¿Cómo reconocer la casa de un guiri en una tarde de terral sofocante? Porque tiene las persianas arriba y las ventanas abiertas. La adaptación al medio ha proporcionado recetas a las distintas arquitecturas vernáculas en función de la pluviosidad, las corrientes de aire o la incidencia de la radiación solar, con el fin de proporcionar bienestar térmico a sus moradores: longitud de alero, inclinación de la cubierta, tamaño y orientación de los huecos de la fachada, etc. En climas como el nuestro, donde la luz estival es cegadora, resultan imprescindibles mecanismos para la creación de sombra, sobre todo en los lugares más expuestos. La arquitectura islámica alcanzó un refinamiento magistral al proporcionar frescor cuando el calor aprieta; otra cosa es que esos dispositivos de control lumínico hayan degenerado en nuestra humilde persiana de plástico. En latitudes septentrionales, donde las horas de sol al año son pocas, la luz ambiental es mortecina y llega reflejada en cielos encapotados, la cuestión se invierte: los nórdicos buscan tener claridad en casa a toda costa. Ya se sabe que para un beduino el paraíso tiene forma de oasis, mientras que para un vikingo es un claro en el bosque.

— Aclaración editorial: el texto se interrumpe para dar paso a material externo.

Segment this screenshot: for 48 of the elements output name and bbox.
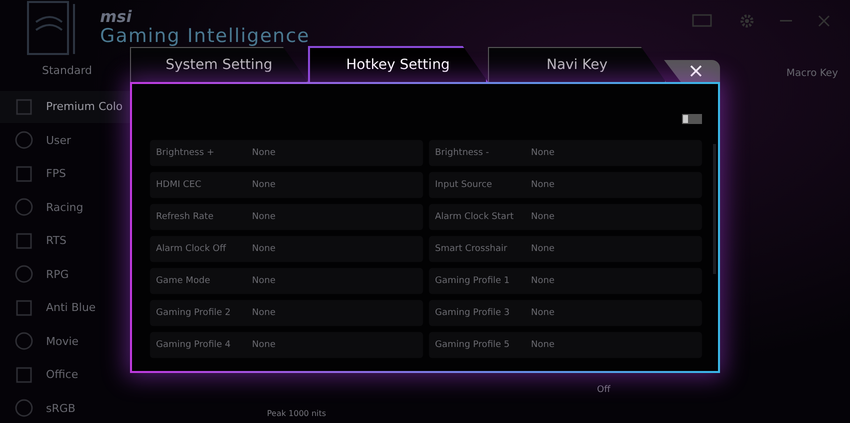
setting-value: Off: [597, 385, 610, 395]
sidebar-item[interactable]: User: [0, 124, 145, 156]
hotkey-row[interactable]: Brightness + None: [150, 140, 423, 166]
sidebar-item[interactable]: Anti Blue: [0, 292, 145, 324]
mode-icon: [14, 298, 34, 318]
close-icon: [690, 65, 702, 77]
hotkey-row[interactable]: Alarm Clock Start None: [429, 204, 702, 230]
mode-icon: [14, 130, 34, 150]
hotkey-row[interactable]: Brightness - None: [429, 140, 702, 166]
dialog-tab[interactable]: System Setting: [130, 47, 308, 82]
mode-icon: [14, 264, 34, 284]
sidebar-item[interactable]: Office: [0, 359, 145, 390]
app-title: Gaming Intelligence: [100, 25, 310, 47]
mode-icon: [14, 230, 34, 251]
mode-icon: [14, 364, 34, 385]
hotkey-row[interactable]: Game Mode None: [150, 268, 423, 294]
minimize-icon[interactable]: [780, 20, 792, 22]
hotkey-row[interactable]: Gaming Profile 3 None: [429, 300, 702, 326]
mode-icon: [14, 96, 34, 117]
hotkey-row[interactable]: Input Source None: [429, 172, 702, 198]
brand-logo: msi: [100, 9, 133, 25]
hotkey-row[interactable]: Gaming Profile 4 None: [150, 332, 423, 358]
toggle-switch[interactable]: [682, 114, 702, 124]
sidebar-item[interactable]: FPS: [0, 158, 145, 190]
dialog-tab[interactable]: Navi Key: [488, 47, 666, 82]
brightness-note: Peak 1000 nits: [267, 409, 326, 418]
hotkey-row[interactable]: Gaming Profile 2 None: [150, 300, 423, 326]
hotkey-row[interactable]: Alarm Clock Off None: [150, 236, 423, 262]
monitor-icon[interactable]: [692, 14, 714, 28]
mode-icon: [14, 197, 34, 218]
macro-key-tab[interactable]: Macro Key: [786, 68, 838, 79]
sidebar-item[interactable]: sRGB: [0, 392, 145, 423]
hotkey-row[interactable]: HDMI CEC None: [150, 172, 423, 198]
mode-icon: [14, 164, 34, 184]
sidebar-item[interactable]: Movie: [0, 326, 145, 357]
sidebar-item[interactable]: Racing: [0, 192, 145, 223]
sidebar-item[interactable]: RTS: [0, 225, 145, 256]
hotkey-row[interactable]: Gaming Profile 5 None: [429, 332, 702, 358]
hotkey-row[interactable]: Smart Crosshair None: [429, 236, 702, 262]
hotkey-row[interactable]: Gaming Profile 1 None: [429, 268, 702, 294]
settings-icon[interactable]: [740, 14, 754, 28]
sidebar-item[interactable]: RPG: [0, 258, 145, 290]
dialog-tab[interactable]: Hotkey Setting: [308, 46, 488, 82]
mode-icon: [14, 398, 34, 418]
close-button[interactable]: [664, 60, 720, 82]
close-icon[interactable]: [818, 15, 830, 27]
hotkey-row[interactable]: Refresh Rate None: [150, 204, 423, 230]
mode-icon: [14, 331, 34, 352]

Pero hete aquí que hace pocos días aparecía otra explicación en una conocida revista de difusión nacional: nuestro uso de la persiana obedece a razones morales. Según el que probablemente es el artículo más prescindible del año, los españoles tenemos una «obsesión por las persianas» debido a la ética católica y su implícita preocupación por el qué dirán. Seguidamente, una amable asesora inmobiliaria de origen holandés nos invita a prescindir de las persianas a la manera calvinista «para vender antes las casas» ya que quedan mejor en las fotos. Le faltó pedir que fuésemos a la playa sin protección solar.